Ideas for Google Summer of Code/Desktop GUI
We have several User interfaces, but many of them are either unmaintained, or only work on Android, or require a net connection, or only work with pairs that use only Java-ported modules, or require a lot of terminal work to set up.
The point of this project is to create a desktop GUI that works with any of the pairs that you can use through the terminal, and that offers at least the features of apertium-html-tools. We want users to be able to just click an icon, and have an app come up with a UI similar to https://apertium.org (at least as user-friendly).
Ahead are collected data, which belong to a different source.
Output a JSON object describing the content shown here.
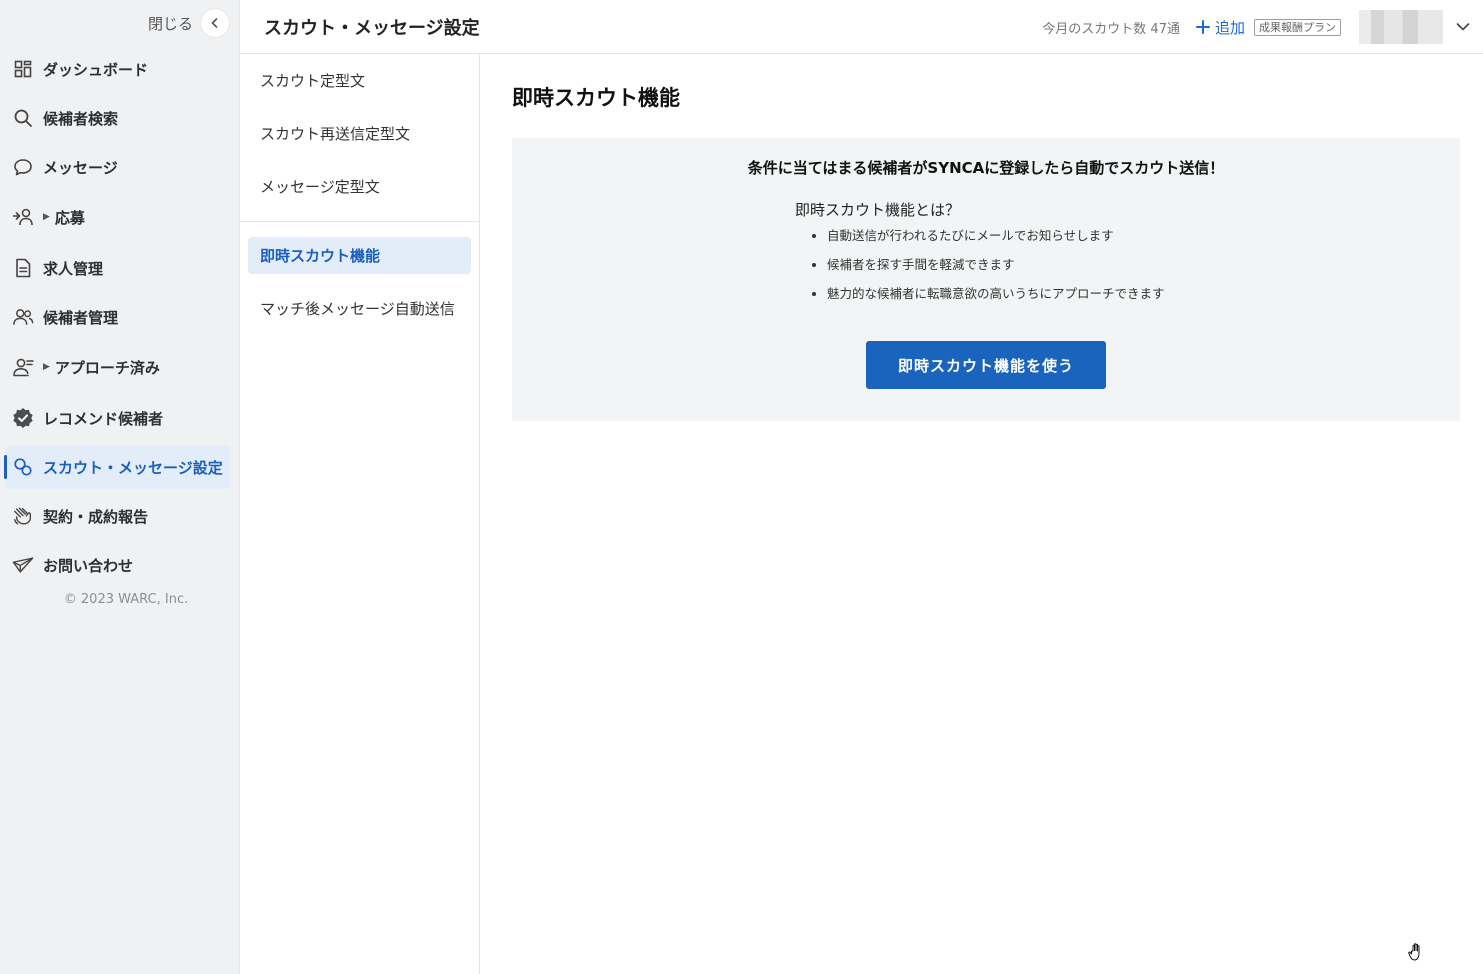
{
  "sidebar": {
    "close_label": "閉じる",
    "items": [
      {
        "label": "ダッシュボード",
        "icon": "dashboard-icon"
      },
      {
        "label": "候補者検索",
        "icon": "search-icon"
      },
      {
        "label": "メッセージ",
        "icon": "message-icon"
      },
      {
        "label": "応募",
        "icon": "application-icon"
      },
      {
        "label": "求人管理",
        "icon": "document-icon"
      },
      {
        "label": "候補者管理",
        "icon": "users-icon"
      },
      {
        "label": "アプローチ済み",
        "icon": "user-check-icon"
      },
      {
        "label": "レコメンド候補者",
        "icon": "verified-badge-icon"
      },
      {
        "label": "スカウト・メッセージ設定",
        "icon": "settings-link-icon",
        "active": true
      },
      {
        "label": "契約・成約報告",
        "icon": "handshake-icon"
      },
      {
        "label": "お問い合わせ",
        "icon": "paper-plane-icon"
      }
    ],
    "copyright": "© 2023 WARC, Inc."
  },
  "header": {
    "title": "スカウト・メッセージ設定",
    "scout_count": "今月のスカウト数 47通",
    "add_label": "追加",
    "plan_badge": "成果報酬プラン"
  },
  "subnav": {
    "items": [
      {
        "label": "スカウト定型文"
      },
      {
        "label": "スカウト再送信定型文"
      },
      {
        "label": "メッセージ定型文"
      },
      {
        "label": "即時スカウト機能",
        "active": true
      },
      {
        "label": "マッチ後メッセージ自動送信"
      }
    ]
  },
  "main": {
    "section_title": "即時スカウト機能",
    "headline": "条件に当てはまる候補者がSYNCAに登録したら自動でスカウト送信！",
    "about_title": "即時スカウト機能とは？",
    "bullets": [
      "自動送信が行われるたびにメールでお知らせします",
      "候補者を探す手間を軽減できます",
      "魅力的な候補者に転職意欲の高いうちにアプローチできます"
    ],
    "cta_label": "即時スカウト機能を使う"
  },
  "colors": {
    "accent": "#1b5fbf",
    "cta_bg": "#1a64bd",
    "sidebar_bg": "#f0f1f3",
    "active_bg": "#e3ecf9",
    "panel_bg": "#f2f5f6"
  }
}
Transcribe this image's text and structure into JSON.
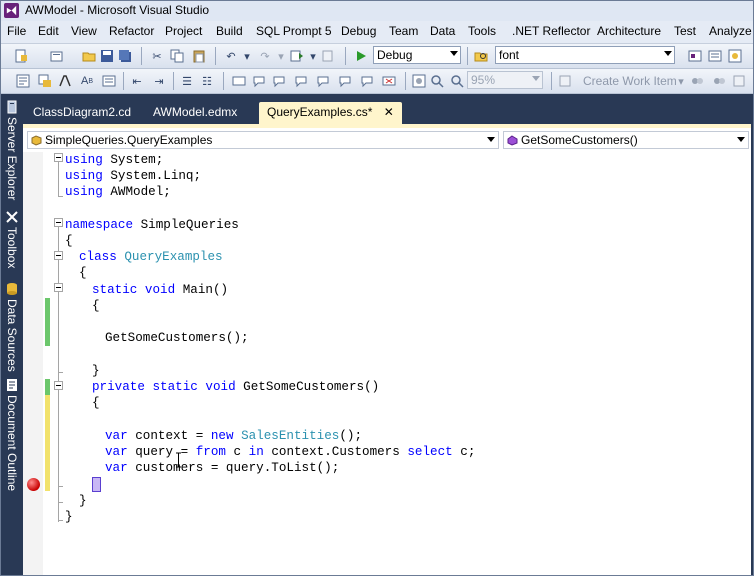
{
  "window": {
    "title": "AWModel - Microsoft Visual Studio"
  },
  "menu": [
    "File",
    "Edit",
    "View",
    "Refactor",
    "Project",
    "Build",
    "SQL Prompt 5",
    "Debug",
    "Team",
    "Data",
    "Tools",
    ".NET Reflector",
    "Architecture",
    "Test",
    "Analyze"
  ],
  "toolbar": {
    "configuration": "Debug",
    "find_text": "font",
    "zoom": "95%",
    "create_work_item": "Create Work Item"
  },
  "side_tabs": [
    "Server Explorer",
    "Toolbox",
    "Data Sources",
    "Document Outline"
  ],
  "doc_tabs": [
    {
      "label": "ClassDiagram2.cd",
      "active": false
    },
    {
      "label": "AWModel.edmx",
      "active": false
    },
    {
      "label": "QueryExamples.cs*",
      "active": true
    }
  ],
  "doc_tab_close": "✕",
  "navbar": {
    "type_selector": "SimpleQueries.QueryExamples",
    "member_selector": "GetSomeCustomers()"
  },
  "code": {
    "l1": {
      "kw": "using",
      "rest": " System;"
    },
    "l2": {
      "kw": "using",
      "rest": " System.Linq;"
    },
    "l3": {
      "kw": "using",
      "rest": " AWModel;"
    },
    "l5": {
      "kw": "namespace",
      "rest": " SimpleQueries"
    },
    "l6": "{",
    "l7": {
      "kw": "class",
      "type": "QueryExamples"
    },
    "l8": "{",
    "l9": {
      "kw1": "static",
      "kw2": "void",
      "rest": " Main()"
    },
    "l10": "{",
    "l12": "GetSomeCustomers();",
    "l14": "}",
    "l15": {
      "kw1": "private",
      "kw2": "static",
      "kw3": "void",
      "rest": " GetSomeCustomers()"
    },
    "l16": "{",
    "l18": {
      "kw": "var",
      "mid": " context = ",
      "kw2": "new",
      "type": "SalesEntities",
      "rest": "();"
    },
    "l19": {
      "kw": "var",
      "mid": " query = ",
      "kw2": "from",
      "mid2": " c ",
      "kw3": "in",
      "mid3": " context.Customers ",
      "kw4": "select",
      "rest": " c;"
    },
    "l20": {
      "kw": "var",
      "rest": " customers = query.ToList();"
    },
    "l22": "}",
    "l23": "}"
  }
}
Document translation should be included (currently turned off on apertium.org).
The backend should probably use a locally running apertium-apy (since this already handles pipeline management quite well), starting it up along with the app and shutting it down when the app exits.
Features and tasks
- Should "just work" for the user
- Work with package-installed as well as self-compiled pairs
- Handle startup and management of apertium-apy
- We might need some minor enhancements to apy, to ensure not too many pipelines are running at once and using up all the RAM
- Nice and functional GUI :)
- Translate-as-you-type
- Document translation
- including .po gettext files
- possibly other formats that aren't in the standard Format handling list?
- Spelling (could just use locally installed myspell/enchant here) on both input and output
- Possibly a button to do OCR if tesseract is installed (low priority)
Coding challenge
- Install apy and some language pair(s), and make a simple desktop GUI with an in-box and and out-box, which translates as you type using the server on localhost.